Yalnız bir anlamda da düşünüyorum, biraz
fazla depolitize olduk galiba. Bu yaklaşım
S. Ali’nin siyasal kişiliğini yok addetme
anlamına da gelmemeli tabii. Yani
tam bu sırada sandık ev değiştirirken
ortaya çıktı. Bir de sen çıktm. Açıkçası
ben seni bulana kadar o sandığın içinden
nasıl çıkacağımı bilemedim. Bilimsel bir
şekilde ele alınması gereken bir olay bu,
belgelerin sıralanması, arşivlenmesi, eski
Türkçelerin yeni yazıya çevrilmesi bayağı
bir iş. Senin bu işe peki demenden
sonra sandığı ortaya çıkardım.
Nüket Esen: S. Ali hakkında kitaplar yayımlanmasında da zorluklar vardı herhalde. Babanın vefatı 1948. Hakkında bir çalışmanın
yapılıp yayımlanması 70’li yıllarda
görülüyor ancak. Epey zaman geçtikten
sonra.
Filiz Ali: Kemal Bayram’ın kitabı ilkti. Sonra birkaç kitap daha çıktı. Şimdi senin elindeki belgeler ortaya çıkınca babamdan
kalan evrakın tümü açığa çıkmış olacak.
Nüket Esen: Evet. Yayımlanmamış bazı mektuplar
olacak. Yayımlanmamış şiir veya hikâyeleri
olabilir, bazı dava iddianameleri ve
müdafaanameleri olacak.
Filiz Ali: Evet bunlar sadece babam ile ilgili olarak değil, Türk hukuku açısından da
önemli belgeler olabilir; Türk basın tarihi,
Türk edebiyat tarihi açısından
önemli ipuçları olabilir bunlar. Bir edebiyatçının
hukuki açıdan başına neler
gelebiliyor. Ne kadar traji- komik olaylar
olabiliyor. Ben yeni yeni korkumu atmaya
başladım. Her zaman ağzımdan çıkan her sözden, attığım her adımdan ve
gölgemden hep korktum. Onun için sandığı
açayım mı, açmayayım mı uzun zaman
bilemedim. Ben zaman zaman çeşitli insanlarla tanışırım. 70’li yıllardan
bahsederken bir ara tutuklandıklarını ve
evlerindeki kitapların bir kısmına el konulurken
bunların arasında babamın kitaplarının
da olduğunu söylerler. Yani
1970’lerde babamın kitapları hâlâ sakıncalıydı.

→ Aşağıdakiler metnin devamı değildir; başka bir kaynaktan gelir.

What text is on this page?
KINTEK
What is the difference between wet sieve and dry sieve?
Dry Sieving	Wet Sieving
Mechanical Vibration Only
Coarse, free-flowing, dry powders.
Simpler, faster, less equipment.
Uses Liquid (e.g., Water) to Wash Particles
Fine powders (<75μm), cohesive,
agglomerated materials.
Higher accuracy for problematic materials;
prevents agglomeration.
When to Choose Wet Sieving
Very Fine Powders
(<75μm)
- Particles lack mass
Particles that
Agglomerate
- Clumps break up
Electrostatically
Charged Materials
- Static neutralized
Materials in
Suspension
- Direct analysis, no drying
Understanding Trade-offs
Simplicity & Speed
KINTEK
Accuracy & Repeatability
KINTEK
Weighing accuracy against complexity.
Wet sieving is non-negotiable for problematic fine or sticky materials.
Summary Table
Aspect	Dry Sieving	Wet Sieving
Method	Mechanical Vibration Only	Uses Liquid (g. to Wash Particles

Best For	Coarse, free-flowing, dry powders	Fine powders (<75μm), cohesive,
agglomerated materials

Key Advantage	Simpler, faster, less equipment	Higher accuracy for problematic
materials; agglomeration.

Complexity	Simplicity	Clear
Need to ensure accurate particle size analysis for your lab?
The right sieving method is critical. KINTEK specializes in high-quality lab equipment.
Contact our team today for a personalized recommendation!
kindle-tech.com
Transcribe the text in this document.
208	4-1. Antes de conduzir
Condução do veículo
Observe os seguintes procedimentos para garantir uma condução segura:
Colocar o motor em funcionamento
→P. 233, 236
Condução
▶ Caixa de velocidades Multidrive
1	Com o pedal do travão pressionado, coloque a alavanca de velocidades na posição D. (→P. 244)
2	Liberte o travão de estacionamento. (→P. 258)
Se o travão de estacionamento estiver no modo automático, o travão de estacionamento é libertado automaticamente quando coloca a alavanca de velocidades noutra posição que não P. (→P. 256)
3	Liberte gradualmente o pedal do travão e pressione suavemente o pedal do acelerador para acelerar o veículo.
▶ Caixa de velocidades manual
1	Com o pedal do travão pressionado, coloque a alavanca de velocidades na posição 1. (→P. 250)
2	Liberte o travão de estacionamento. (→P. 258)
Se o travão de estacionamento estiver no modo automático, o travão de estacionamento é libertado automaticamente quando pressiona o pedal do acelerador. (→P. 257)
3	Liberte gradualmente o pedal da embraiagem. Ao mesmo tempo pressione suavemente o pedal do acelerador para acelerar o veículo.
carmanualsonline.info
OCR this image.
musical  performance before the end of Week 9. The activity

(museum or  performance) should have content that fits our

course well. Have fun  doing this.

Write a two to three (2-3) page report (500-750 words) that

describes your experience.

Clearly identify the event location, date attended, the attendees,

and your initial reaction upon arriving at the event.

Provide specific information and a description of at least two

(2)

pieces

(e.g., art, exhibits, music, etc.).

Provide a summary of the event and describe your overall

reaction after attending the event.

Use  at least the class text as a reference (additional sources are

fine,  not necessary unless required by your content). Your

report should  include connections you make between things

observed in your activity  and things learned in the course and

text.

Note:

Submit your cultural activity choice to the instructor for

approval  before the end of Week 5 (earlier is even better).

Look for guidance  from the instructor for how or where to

Nüket Esen: Türkiye’de edebiyat değerlendirmelerinin
siyasal olması ya da olmaması konusunda
ne düşünüyorsun?
Filiz Ali: Türkiye’de doğru dürüst bir eleştiri
kurumu yok. Yalnız edebiyatta değil,
hatta belki edebiyat eleştirisi en kuvvetli
eleştiridir Türkiye’de ama sanat eserlerine
gerçekten bilimsel eleştirel yaklaşım
çok az. Sabahattin Ali bir kutuya
konmuştur. O kutu da sosyal gerçekçilik
kutusu. O kutudan bir türlü çıkamaz.
Değişik yönleriyle ele alınmaz. Bunu kıran Berna Moran oldu. Çok değişik bir
yönden ele aldı. S. Ali’yi; natüralist bir
yazardır dedi. Bu tartışılır, ama alışılmışın dışında bir yönden ele alması çok
önemliydi rahmetli Berna Moran’ın.
Nüket Esen: Evet. Zaten Berna Moran’in Türk Romanına
Eleştirel Bir Bakışının ikinci cildinin
alt başlığı “Sabahattin Ali’den Yusuf Atılgan”a. Babanla ilgili makalenin
adı da “Soylu Vahşi Olarak Kuyucaklı Yusuf."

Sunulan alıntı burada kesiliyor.